I reiterate, this will depend on your own personal situation. I will throw out a few thoughts as though it were my situation…

Water – Shelter – Food – Security

Related electronic device spares for my well water setup. Water! Though I could hoof it down to the natural spring every day – but that would get old real quick…

The well system (and other household systems) will not function without maintaining the operation of my off-grid solar energy system. Therefore the decisions about spares in this regard (I’m not going to list them all). Rather, just being general.

Shelter category considerations for me are simply the ability to heat my home in the winter, given my seasonally frigid location. Wood stove? No electrics required…

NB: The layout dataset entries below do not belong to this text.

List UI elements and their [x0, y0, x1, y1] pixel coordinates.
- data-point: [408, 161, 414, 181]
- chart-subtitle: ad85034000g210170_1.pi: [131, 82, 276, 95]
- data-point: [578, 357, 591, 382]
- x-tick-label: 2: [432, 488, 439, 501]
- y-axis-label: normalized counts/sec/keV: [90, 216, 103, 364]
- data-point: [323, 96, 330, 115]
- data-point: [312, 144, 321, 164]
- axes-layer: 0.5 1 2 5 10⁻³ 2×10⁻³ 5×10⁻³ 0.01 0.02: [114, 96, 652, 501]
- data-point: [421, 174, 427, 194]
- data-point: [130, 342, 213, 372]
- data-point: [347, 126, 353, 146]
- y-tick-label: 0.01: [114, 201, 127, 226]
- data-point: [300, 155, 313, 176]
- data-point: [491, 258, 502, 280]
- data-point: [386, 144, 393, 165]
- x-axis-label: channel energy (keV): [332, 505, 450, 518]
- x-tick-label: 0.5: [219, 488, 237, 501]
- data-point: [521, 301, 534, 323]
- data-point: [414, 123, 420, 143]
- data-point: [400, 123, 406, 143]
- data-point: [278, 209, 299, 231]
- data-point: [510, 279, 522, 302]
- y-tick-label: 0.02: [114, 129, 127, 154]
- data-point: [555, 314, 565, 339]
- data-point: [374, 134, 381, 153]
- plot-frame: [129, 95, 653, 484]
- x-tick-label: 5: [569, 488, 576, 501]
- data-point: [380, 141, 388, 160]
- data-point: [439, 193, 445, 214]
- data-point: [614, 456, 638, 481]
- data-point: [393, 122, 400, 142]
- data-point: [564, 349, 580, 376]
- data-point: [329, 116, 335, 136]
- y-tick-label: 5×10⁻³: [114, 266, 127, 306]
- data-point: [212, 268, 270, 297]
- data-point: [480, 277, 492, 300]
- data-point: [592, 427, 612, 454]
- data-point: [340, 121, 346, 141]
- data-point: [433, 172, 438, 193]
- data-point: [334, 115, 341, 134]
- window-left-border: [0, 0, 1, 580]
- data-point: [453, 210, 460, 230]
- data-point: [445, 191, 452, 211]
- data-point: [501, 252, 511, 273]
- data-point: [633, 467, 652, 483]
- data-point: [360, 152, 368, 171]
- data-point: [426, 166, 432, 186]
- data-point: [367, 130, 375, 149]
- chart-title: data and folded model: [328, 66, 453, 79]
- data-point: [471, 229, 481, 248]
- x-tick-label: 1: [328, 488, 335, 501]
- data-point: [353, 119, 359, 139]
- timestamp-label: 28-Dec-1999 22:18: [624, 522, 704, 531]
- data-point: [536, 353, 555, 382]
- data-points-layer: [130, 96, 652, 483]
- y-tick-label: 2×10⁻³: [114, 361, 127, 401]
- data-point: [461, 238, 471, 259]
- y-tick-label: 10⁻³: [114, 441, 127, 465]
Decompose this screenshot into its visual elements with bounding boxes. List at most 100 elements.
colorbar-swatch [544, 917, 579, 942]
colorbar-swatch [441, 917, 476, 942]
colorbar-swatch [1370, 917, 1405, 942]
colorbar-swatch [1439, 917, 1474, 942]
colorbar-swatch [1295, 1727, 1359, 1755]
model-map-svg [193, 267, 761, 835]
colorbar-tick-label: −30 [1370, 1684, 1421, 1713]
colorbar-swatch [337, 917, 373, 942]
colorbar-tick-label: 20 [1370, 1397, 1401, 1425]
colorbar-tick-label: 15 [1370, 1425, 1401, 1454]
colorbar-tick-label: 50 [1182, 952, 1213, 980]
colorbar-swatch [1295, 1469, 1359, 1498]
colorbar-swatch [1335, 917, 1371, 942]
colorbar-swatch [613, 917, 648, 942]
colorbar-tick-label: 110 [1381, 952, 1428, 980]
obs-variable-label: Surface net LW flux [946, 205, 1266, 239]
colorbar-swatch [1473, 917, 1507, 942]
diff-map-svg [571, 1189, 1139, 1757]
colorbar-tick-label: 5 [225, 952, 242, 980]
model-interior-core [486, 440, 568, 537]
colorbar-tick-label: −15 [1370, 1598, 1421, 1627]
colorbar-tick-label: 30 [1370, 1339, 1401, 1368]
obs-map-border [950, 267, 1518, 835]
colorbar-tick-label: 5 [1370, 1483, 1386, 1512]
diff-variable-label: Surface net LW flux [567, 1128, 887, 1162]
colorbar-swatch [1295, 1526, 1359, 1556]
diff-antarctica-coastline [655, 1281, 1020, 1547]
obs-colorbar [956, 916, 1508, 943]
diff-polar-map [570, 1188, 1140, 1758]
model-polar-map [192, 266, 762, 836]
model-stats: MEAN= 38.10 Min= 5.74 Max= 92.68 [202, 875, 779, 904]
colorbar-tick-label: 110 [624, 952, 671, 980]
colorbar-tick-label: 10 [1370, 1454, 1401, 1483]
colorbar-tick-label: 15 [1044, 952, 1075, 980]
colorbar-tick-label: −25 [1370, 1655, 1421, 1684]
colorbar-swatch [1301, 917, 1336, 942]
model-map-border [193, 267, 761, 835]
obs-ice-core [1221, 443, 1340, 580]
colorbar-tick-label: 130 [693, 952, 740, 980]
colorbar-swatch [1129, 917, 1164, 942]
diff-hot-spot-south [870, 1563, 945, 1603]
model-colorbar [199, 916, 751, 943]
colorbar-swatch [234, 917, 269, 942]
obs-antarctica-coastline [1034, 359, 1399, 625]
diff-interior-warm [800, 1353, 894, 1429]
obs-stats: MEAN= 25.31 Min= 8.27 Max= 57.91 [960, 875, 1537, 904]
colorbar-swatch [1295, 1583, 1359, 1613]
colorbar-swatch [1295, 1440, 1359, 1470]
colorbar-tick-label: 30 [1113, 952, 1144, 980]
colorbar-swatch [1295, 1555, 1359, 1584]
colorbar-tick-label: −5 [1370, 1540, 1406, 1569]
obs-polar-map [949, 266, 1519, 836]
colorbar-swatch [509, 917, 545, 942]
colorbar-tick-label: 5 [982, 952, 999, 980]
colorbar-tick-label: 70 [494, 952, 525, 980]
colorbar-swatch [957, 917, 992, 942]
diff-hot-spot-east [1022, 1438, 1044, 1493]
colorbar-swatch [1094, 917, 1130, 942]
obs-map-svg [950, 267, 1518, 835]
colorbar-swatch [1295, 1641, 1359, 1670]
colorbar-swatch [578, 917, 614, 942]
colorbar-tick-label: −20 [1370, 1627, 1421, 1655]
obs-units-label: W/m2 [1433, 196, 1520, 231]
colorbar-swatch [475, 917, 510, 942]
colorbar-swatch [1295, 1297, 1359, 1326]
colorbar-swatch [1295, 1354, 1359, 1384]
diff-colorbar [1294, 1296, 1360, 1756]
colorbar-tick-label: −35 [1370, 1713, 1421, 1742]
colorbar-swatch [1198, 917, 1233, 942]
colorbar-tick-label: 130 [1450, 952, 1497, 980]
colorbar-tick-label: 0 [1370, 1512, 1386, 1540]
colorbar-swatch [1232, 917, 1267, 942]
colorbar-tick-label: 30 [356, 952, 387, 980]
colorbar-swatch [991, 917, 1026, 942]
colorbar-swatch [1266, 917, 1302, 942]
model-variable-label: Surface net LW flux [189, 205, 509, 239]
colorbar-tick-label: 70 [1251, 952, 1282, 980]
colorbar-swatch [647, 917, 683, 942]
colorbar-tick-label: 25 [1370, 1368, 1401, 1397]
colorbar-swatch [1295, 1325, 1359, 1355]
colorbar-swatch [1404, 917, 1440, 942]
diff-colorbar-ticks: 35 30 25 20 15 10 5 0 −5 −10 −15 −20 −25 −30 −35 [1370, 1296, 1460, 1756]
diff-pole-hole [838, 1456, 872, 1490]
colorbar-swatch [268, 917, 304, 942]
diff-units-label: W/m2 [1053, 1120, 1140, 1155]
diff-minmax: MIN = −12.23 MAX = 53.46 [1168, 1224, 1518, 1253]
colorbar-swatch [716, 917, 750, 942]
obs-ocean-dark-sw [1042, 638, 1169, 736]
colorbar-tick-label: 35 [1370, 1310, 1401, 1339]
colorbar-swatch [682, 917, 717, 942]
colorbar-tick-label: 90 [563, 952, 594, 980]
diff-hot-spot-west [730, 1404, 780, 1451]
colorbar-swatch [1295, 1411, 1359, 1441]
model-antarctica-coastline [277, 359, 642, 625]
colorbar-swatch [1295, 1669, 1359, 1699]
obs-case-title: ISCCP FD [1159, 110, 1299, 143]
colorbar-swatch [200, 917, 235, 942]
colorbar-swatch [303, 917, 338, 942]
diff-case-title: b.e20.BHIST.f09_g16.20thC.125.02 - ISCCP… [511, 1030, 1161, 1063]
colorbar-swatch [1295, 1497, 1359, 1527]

Food with regards to EMP falls into the cooking category. Methods thereof. My propane stove will operate without electricity (except the oven). Plus I have many additional methods to cook without electricity.

Special Emphasis On Security

Security. That’s an important one for sure. This is where Faraday may come in real handy.

  • AM/FM/Shortwave Battery Operated Radio and/or Ham radio (they work on 12-volt battery) for gathering “potential” information out there.
  • GMRS/FRS 2-Way Radios or Baofeng handhelds or similar for security comms. Consider extras to establish neighborhood security if that fits your AO personnel.
  • Battery Charger for Consumer type Batteries to keep those radios working. If you don’t have functioning off-grid electrics, then you’ll need solar panels to power your charger(s).
  • Solar panel (fold-able to fit in Faraday?) for power to Charger and other small load devices.
  • LED flashlights & headlamps
  • Old laptop that you might have replaced before. Maybe you keep important info on it for reference?
  • USB thumb drive(s) with any important files & info
  • Night Vision Device, if you have one. Though an expensive investment, it is a massive force multiplier. Protect it!

These are just a few thoughts. There certainly are more. However when it comes down to it, it may be easy to get carried away with thoughts of what to protect. The point I’m trying to make is “if” something like this were to happen, you might not need everything and “the kitchen sink” in that Faraday cage. Why? Because we would be in so much trouble – your biggest concern will probably be Security and just having enough food and water to survive! I won’t even bring up the notion of all those nuclear power plants out there!